In the Rio Grande Valley in South Texas, poverty rates are high and people are hungry, yet 38.5 percent of the residents there are considered obese. Part of this reason, according to this feature by Eli Saslow in The Washington Post (Saslow’s fifth story in this series), is because food stamps can be used to buy junk food at many convenience stores, which sell lots of processed, or fried food, and a $1 snack I hadn’t heard about until now: a bag of Flamin’ Hot Cheetos with hot cheese poured over it.

Terry Canales, a 33-year-old Texas state representative who grew up surrounded by poverty and obesity, concluded that “we are slowly killing ourselves,” and decided to introduce a bill that he thought could do a small part to counteract this:

Instead of trying to regulate the estimated $2 billion in junk-food purchases enabled each year by food stamps, he wrote a bill to ban the food-stamp purchase of only one product.

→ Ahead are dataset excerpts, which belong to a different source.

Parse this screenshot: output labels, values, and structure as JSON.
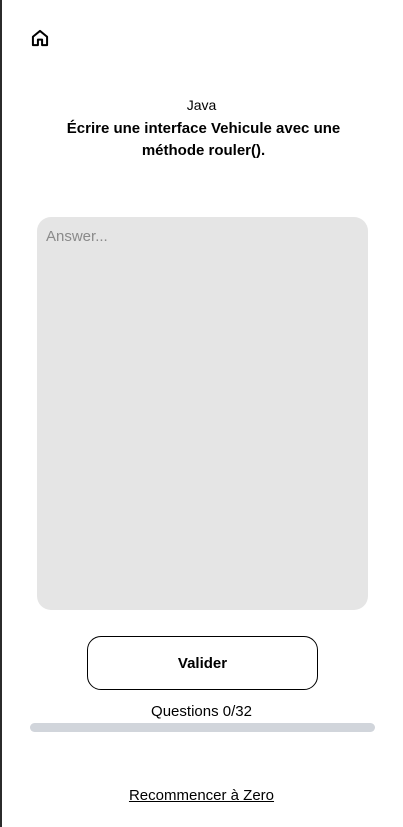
{
  "header": {
    "home_icon": "home-icon"
  },
  "quiz": {
    "subject": "Java",
    "question": "Écrire une interface Vehicule avec une méthode rouler()."
  },
  "answer": {
    "value": "",
    "placeholder": "Answer..."
  },
  "actions": {
    "validate_label": "Valider",
    "restart_label": "Recommencer à Zero"
  },
  "progress": {
    "label": "Questions 0/32",
    "answered": 0,
    "total": 32,
    "fraction": 0,
    "track_color": "#d1d5db"
  }
}
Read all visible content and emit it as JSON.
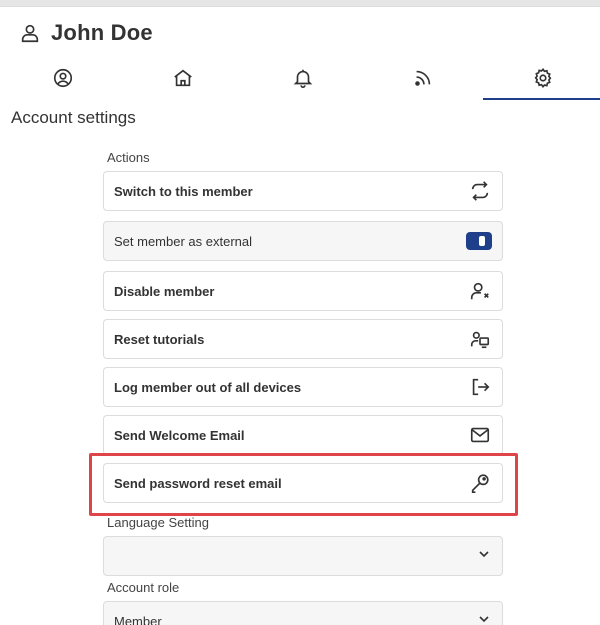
{
  "header": {
    "user_name": "John Doe",
    "icon": "user-icon"
  },
  "tabs": [
    {
      "name": "profile",
      "icon": "user-circle-icon",
      "active": false
    },
    {
      "name": "home",
      "icon": "home-icon",
      "active": false
    },
    {
      "name": "notifications",
      "icon": "bell-icon",
      "active": false
    },
    {
      "name": "feed",
      "icon": "rss-icon",
      "active": false
    },
    {
      "name": "settings",
      "icon": "gear-icon",
      "active": true
    }
  ],
  "section_title": "Account settings",
  "actions": {
    "label": "Actions",
    "items": [
      {
        "label": "Switch to this member",
        "icon": "switch-arrows-icon"
      },
      {
        "label": "Set member as external",
        "icon": "toggle-switch"
      },
      {
        "label": "Disable member",
        "icon": "user-remove-icon"
      },
      {
        "label": "Reset tutorials",
        "icon": "tutorial-screen-icon"
      },
      {
        "label": "Log member out of all devices",
        "icon": "logout-icon"
      },
      {
        "label": "Send Welcome Email",
        "icon": "mail-icon"
      },
      {
        "label": "Send password reset email",
        "icon": "key-icon"
      }
    ]
  },
  "language": {
    "label": "Language Setting",
    "value": ""
  },
  "account_role": {
    "label": "Account role",
    "value": "Member"
  },
  "colors": {
    "accent": "#1f3f8a",
    "highlight": "#e0444b",
    "border": "#dcdcdc"
  }
}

That was energy drinks — high in caffeine and higher in sugar, expensive and marketed to children despite offering little nutritional value.

“A no-brainer,” he explained as he introduced the bill in a committee meeting last summer.

Then he yielded the microphone and waited for rebuttals.

The rebuttals came from everyone: a lobbyist for the Texas Beverage Association (for obvious reasons), but also representatives from food banks, anti-hunger groups, and lawmakers from both sides of the aisle. The reasons were plentiful: Why ban one unhealthy product, but leave so many others available? Should the government be able to tell people what they should eat? Shouldn’t lawmakers use their time and energy to figure out how to eradicate poverty instead of regulate them? Or what about making the street safer so people could exercise? How about putting funding into nutrition education programs, and getting more fresh produce into inner-city grocery stores?

The last point is especially important. Saslow follows two nutrition educators as they go through low-income communities to enroll women in nutrition classes. One woman explained that the closest grocery store with fresh produce was seven miles away and that people didn’t really venture out after 4 p.m. because of the drug cartels in the area. She also didn’t own a refrigerator, which meant processed food would keep longer than fresh food would. The answer to how to help people on food stamps eat better is a difficult one to address.